A new coronavirus with the potential to spread among humans has been discovered by Chinese researchers.
A team led by virologist Shi Zhengli, known as ‘Batwoman’ for her work on coronaviruses, detected the new virus, HKU5-CoV-2, in bats in China.
HKU5-CoV-2 is similar to SARS-CoV-2, the virus that sparked the global Covid-19 pandemic, and has the potential to infect people because it infiltrates human cells the same way Covid does.
The new virus has a higher potential than other coronaviruses of infecting people because of the way it binds to human cells called ACE2 – the ones Covid uses to infect people.
In experiments carried out in the lab, the scientists analyzed the virus and found it was able to infect human cell cultures in the human organ models.
The research was conducted by the Wuhan Institute of Virology, which is at the center of the lab-leak theory, which claims Covid-19 was manufactured in a Chinese lab and accidentally leaked to the public.
The scientists published their research in the journal Cell, and said: ‘Bat merbecoviruses, which are phylogenetically related to MERS-CoV, pose a high risk of spillover to humans, either through direct transmission or facilitated by intermediate hosts.’
The research team was led by virologist Shi Zhengli, known as ‘Batwoman’ for her work on coronaviruses
While there are hundreds of coronaviruses in the wild, only a few can infect humans, including SARS, SARS-CoV-2 and MERS, Middle East respiratory syndrome (MERS).
The new HKU5-CoV-2 virus is a coronavirus belonging to the merbecovirus group and is closely related to the MERS virus.
MERS is a contagious respiratory illness spread from animals to humans and from human to human.
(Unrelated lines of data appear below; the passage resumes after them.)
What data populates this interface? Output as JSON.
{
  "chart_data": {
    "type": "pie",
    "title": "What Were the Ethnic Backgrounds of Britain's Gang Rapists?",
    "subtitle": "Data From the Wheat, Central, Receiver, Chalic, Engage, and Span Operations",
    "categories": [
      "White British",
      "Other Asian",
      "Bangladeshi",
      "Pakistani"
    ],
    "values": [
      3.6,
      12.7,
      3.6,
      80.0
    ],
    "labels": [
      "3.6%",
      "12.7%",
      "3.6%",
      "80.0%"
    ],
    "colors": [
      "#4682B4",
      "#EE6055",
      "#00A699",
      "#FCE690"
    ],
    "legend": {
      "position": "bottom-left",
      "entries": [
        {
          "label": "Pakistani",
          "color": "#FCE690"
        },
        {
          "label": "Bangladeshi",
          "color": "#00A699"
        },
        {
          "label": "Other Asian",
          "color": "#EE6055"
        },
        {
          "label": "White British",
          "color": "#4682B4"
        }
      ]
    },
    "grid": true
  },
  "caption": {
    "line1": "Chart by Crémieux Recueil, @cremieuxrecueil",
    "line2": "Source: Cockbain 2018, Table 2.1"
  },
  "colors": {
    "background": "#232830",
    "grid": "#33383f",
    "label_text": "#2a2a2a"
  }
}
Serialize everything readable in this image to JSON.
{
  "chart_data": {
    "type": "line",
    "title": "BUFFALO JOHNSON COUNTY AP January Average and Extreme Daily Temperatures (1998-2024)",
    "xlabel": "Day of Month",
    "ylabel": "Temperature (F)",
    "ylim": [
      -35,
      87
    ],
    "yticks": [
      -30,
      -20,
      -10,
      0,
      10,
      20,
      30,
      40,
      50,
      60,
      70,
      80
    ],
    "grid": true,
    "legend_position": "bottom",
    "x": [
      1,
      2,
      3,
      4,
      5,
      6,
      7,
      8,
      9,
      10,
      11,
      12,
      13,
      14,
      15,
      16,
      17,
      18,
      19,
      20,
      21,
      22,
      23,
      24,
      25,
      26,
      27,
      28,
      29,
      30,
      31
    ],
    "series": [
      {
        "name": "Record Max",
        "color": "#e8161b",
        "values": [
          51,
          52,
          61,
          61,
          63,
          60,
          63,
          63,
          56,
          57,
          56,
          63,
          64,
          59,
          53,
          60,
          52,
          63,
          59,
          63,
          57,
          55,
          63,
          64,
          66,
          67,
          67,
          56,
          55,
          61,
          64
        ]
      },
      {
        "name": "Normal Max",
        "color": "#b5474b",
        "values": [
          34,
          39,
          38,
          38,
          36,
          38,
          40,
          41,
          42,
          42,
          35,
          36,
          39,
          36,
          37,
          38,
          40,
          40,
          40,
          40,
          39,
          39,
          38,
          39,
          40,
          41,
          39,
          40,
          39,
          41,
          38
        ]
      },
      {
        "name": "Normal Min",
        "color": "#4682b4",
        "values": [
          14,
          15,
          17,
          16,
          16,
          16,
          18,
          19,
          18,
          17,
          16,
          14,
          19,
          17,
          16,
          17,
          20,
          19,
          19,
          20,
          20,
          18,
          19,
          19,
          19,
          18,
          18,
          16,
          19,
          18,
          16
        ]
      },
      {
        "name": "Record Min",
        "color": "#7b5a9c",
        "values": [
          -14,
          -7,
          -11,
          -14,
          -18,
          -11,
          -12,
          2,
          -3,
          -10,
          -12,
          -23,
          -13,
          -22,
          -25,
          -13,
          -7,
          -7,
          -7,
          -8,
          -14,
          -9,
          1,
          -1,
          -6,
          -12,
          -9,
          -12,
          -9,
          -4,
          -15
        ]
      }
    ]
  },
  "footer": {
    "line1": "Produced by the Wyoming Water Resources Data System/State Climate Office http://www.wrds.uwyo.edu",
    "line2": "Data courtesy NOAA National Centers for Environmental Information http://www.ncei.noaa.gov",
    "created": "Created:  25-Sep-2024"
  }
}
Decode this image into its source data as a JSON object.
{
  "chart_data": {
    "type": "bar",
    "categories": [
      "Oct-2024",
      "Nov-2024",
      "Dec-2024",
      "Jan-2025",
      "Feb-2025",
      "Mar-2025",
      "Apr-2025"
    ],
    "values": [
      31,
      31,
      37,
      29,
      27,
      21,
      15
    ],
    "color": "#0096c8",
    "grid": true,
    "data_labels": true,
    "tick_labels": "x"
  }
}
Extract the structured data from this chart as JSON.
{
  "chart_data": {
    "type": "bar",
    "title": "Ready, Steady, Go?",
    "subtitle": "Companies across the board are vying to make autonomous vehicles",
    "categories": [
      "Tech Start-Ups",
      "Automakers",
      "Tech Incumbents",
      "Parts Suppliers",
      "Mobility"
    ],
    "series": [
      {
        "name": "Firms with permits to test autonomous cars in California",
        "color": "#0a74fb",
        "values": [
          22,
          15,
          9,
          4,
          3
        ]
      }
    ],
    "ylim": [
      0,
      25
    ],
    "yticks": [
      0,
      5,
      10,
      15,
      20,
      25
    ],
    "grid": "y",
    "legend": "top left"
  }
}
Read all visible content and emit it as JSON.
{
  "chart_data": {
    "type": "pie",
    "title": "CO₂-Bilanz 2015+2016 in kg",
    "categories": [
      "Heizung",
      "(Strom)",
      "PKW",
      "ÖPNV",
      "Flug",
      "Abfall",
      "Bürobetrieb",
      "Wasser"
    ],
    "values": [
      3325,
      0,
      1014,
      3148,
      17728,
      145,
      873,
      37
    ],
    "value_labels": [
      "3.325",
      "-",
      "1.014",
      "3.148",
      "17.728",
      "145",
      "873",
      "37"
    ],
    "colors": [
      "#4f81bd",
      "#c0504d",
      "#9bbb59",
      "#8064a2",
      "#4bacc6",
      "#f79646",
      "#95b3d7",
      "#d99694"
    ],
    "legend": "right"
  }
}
It causes fever, cough, shortness of breath, diarrhea and vomiting, and can be fatal in severe cases.
Only two patients in the US have ever tested positive for MERS – both in May 2014 -and each case was linked to travel from the Middle East. There is no vaccine against the virus.
Merbecoviruses have been detected in minks and pangolins – the animal believed to be the intermediary for Covid between bats and humans.
This, researchers wrote, ‘suggests frequent cross-species transmission of these viruses between bats and other animal species.